Dass die Beanspruchung durch ungewohntes Verhalten hoch
ist, zeigt eine Studie zur Prävalenz psychischer Störungen in der
stationären Jugendhilfe. 60 % der Kinder und Jugendlichen erfüllten
die Diagnosekriterien für eine, 37,7 % für mehrere psychische
Störungen (Schmid 2007). Die Herausforderungen sind wahrscheinlich für Pflegeeltern noch größer. Sie konzentrieren sich auf weniger
Menschen in einem kleineren räumlichen Setting. Und so verwundert nicht, dass das Aktionsforschungsprojektes für psychisch
traumatisierte Kinder und Jugendlichen in sozialpädagogisch und
psychotherapeutisch betreuten Pflegefamilien zu dem Schluss
kommt, die Pflegekinder fordern existenziell heraus (Eberhard/
Eberhard 2002, S. 49). Eine traumasensible, ausreichende Begleitung
muss gerade für Pflegefamilien von der öffentlichen Jugendhilfe
gewährleistet werden.
Das Unverständnis schwieriger Verhaltensweisen kann dazu
führen, dass die Pädagog*innen den Kontakt zu Kindern wie Philipp
und Jana verlieren. Um sich selbst zu entlasten, werden die Kinder
vielleicht als nicht haltbar, unmöglich, undankbar etc. eingestuft.
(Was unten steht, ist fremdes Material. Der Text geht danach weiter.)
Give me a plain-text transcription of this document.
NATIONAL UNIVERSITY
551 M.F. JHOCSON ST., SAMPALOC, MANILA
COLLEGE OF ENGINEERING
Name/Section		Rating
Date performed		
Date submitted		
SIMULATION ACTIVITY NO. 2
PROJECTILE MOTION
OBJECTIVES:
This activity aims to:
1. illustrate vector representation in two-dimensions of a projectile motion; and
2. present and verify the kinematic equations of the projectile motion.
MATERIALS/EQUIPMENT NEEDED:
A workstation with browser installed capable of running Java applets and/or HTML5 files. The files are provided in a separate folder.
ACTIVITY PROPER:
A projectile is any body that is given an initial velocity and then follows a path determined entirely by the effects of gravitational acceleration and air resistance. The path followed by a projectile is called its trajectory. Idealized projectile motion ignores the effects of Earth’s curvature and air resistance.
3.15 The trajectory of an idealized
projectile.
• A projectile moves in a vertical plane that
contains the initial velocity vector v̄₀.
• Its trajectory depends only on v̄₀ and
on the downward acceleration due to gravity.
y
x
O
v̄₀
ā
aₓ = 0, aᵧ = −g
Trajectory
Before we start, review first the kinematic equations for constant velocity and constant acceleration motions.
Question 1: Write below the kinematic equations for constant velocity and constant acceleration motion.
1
Doch damit wird auch die eigene Handlungswirksamkeit massiv
eingeschränkt: „Wer ausschließlich die gesellschaftlichen Verhältnisse, irreversible pathologische Prozesse oder eine psychiatrische
Erkrankung als Ursache annimmt, hat sich aus der Erziehungsarbeit
verabschiedet. Sie können sich dann gut die eigene Erfolglosigkeit
erklären, aber sie haben einen Verlust der Kontrolle im kontrollpsychologischen Sinn erlitten: Die Überzeugung, Wirkungen durch
eigene Handlungen erzielen zu können, ist gebrochen“ (Wolf 1998,
S. 49). Die berufliche Identität ist in Frage gestellt.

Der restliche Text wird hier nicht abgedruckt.